Nokia is in the process of considering which hardware makers might prove worthy of licensing its name and phone designs as it seeks to reenter the phone business as early as next year.
As Re/code reported in April, the company has no plans to resurrect the manufacturing and sales apparatus it sold to Microsoft. Instead, the company hopes to use its design know-how and remaining brand cachet and let another company do that heavy lifting. Nokia CEO Rajeev Suri confirmed those plans in an interview with German business magazine, Manager Magazin.
“We will look for suitable partners,” Rajeev Suri said in the interview, according to Reuters. “Microsoft makes mobile phones. We would simply design them and then make the brand name available to license.”
In an interview on the sidelines of last month’s Code Conference, the head of the unit responsible for developing new products and managing the Nokia consumer brand said the trick is finding that right partner.
Ramzi Haidamus, president of Nokia Technologies, said that the company wants a true partner that will work with Nokia to make sure the products that bear its name reflect the image the company is looking to craft.
Though many outsiders have misunderstood the strategy, Nokia has been headed in this direction for a while.

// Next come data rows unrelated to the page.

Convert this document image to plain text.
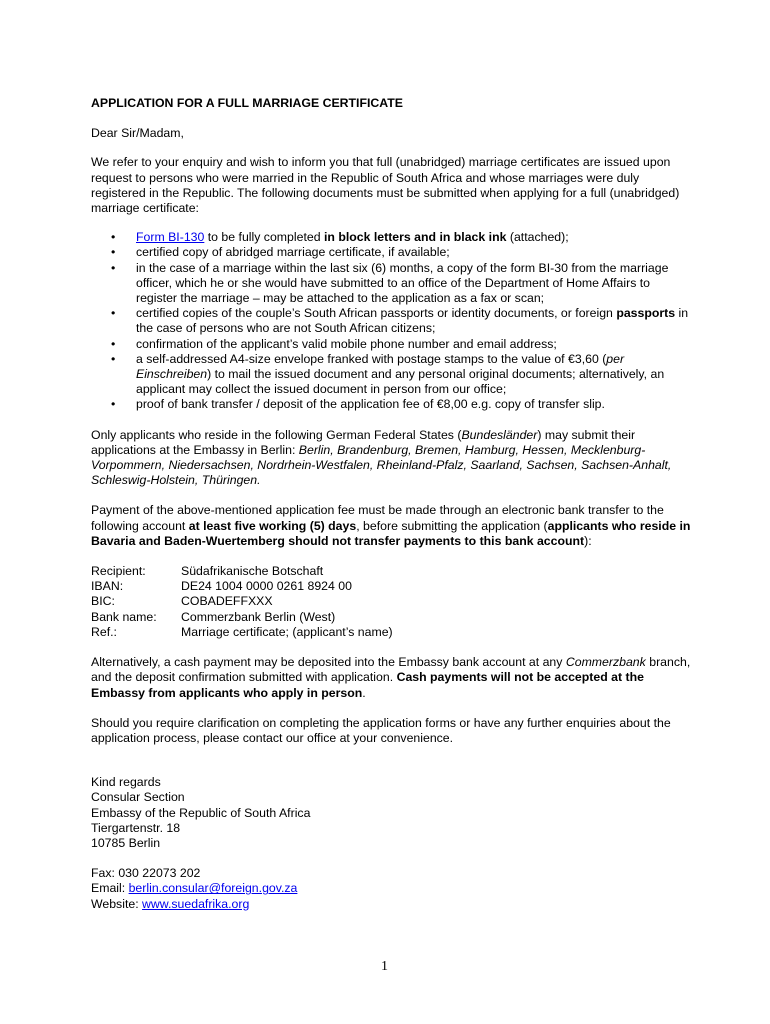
APPLICATION FOR A FULL MARRIAGE CERTIFICATE

Dear Sir/Madam,

We refer to your enquiry and wish to inform you that full (unabridged) marriage certificates are issued upon request to persons who were married in the Republic of South Africa and whose marriages were duly registered in the Republic. The following documents must be submitted when applying for a full (unabridged) marriage certificate:

• Form BI-130 to be fully completed in block letters and in black ink (attached);
• certified copy of abridged marriage certificate, if available;
• in the case of a marriage within the last six (6) months, a copy of the form BI-30 from the marriage officer, which he or she would have submitted to an office of the Department of Home Affairs to register the marriage – may be attached to the application as a fax or scan;
• certified copies of the couple’s South African passports or identity documents, or foreign passports in the case of persons who are not South African citizens;
• confirmation of the applicant’s valid mobile phone number and email address;
• a self-addressed A4-size envelope franked with postage stamps to the value of €3,60 (per Einschreiben) to mail the issued document and any personal original documents; alternatively, an applicant may collect the issued document in person from our office;
• proof of bank transfer / deposit of the application fee of €8,00 e.g. copy of transfer slip.

Only applicants who reside in the following German Federal States (Bundesländer) may submit their applications at the Embassy in Berlin: Berlin, Brandenburg, Bremen, Hamburg, Hessen, Mecklenburg-Vorpommern, Niedersachsen, Nordrhein-Westfalen, Rheinland-Pfalz, Saarland, Sachsen, Sachsen-Anhalt, Schleswig-Holstein, Thüringen.

Payment of the above-mentioned application fee must be made through an electronic bank transfer to the following account at least five working (5) days, before submitting the application (applicants who reside in Bavaria and Baden-Wuertemberg should not transfer payments to this bank account):

Recipient:	Südafrikanische Botschaft
IBAN:	DE24 1004 0000 0261 8924 00
BIC:	COBADEFFXXX
Bank name:	Commerzbank Berlin (West)
Ref.:	Marriage certificate; (applicant’s name)

Alternatively, a cash payment may be deposited into the Embassy bank account at any Commerzbank branch, and the deposit confirmation submitted with application. Cash payments will not be accepted at the Embassy from applicants who apply in person.

Should you require clarification on completing the application forms or have any further enquiries about the application process, please contact our office at your convenience.

Kind regards

Consular Section

Embassy of the Republic of South Africa

Tiergartenstr. 18

10785 Berlin

Fax: 030 22073 202

Email: berlin.consular@foreign.gov.za

Website: www.suedafrika.org

1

The company gave the strategy a test run with the N1, a Nokia-designed Android tablet made by a licensee and sold in China.
Moving into phones, though, would represent a significantly larger effort than was done with N1 so the company is taking its time to find a company to work with. Haidamus stressed that he is willing to forgo or delay the phone plan if the right partner can’t be found.
Under it’s deal with Microsoft, Nokia was prohibited from licensing its brand for phones until next year, though apparently Microsoft forgot to include tablets — allowing the company to make the N1.
Nokia Technologies, the unit that would be responsible for the phone effort, is the smallest of the three businesses that remained with the company after it sold its handset business to Microsoft. In addition to licensing the Nokia name for use in consumer products, Nokia Technologies is also responsible for licensing the company’s trove of patents and creating new categories of products. Several projects, including ones in imaging and virtual reality, are currently in process, sources said.
The largest part of the remaining Nokia is its network equipment business, which makes the gear carriers need to run their operations. Nokia Networks is in the process of acquiring rival Alcatel-Lucent, a move designed to help it better compete against Ericsson and Huawei.
Its third unit is its Berlin-based Here mapping unit, though Nokia is currently soliciting bids as it weighs exiting that business. Among those said to be interested are Uber and a coalition of European automakers. Asked if he had a preference, Suri told the German magazine: “Anybody who can improve the business in the long run is a good buyer.”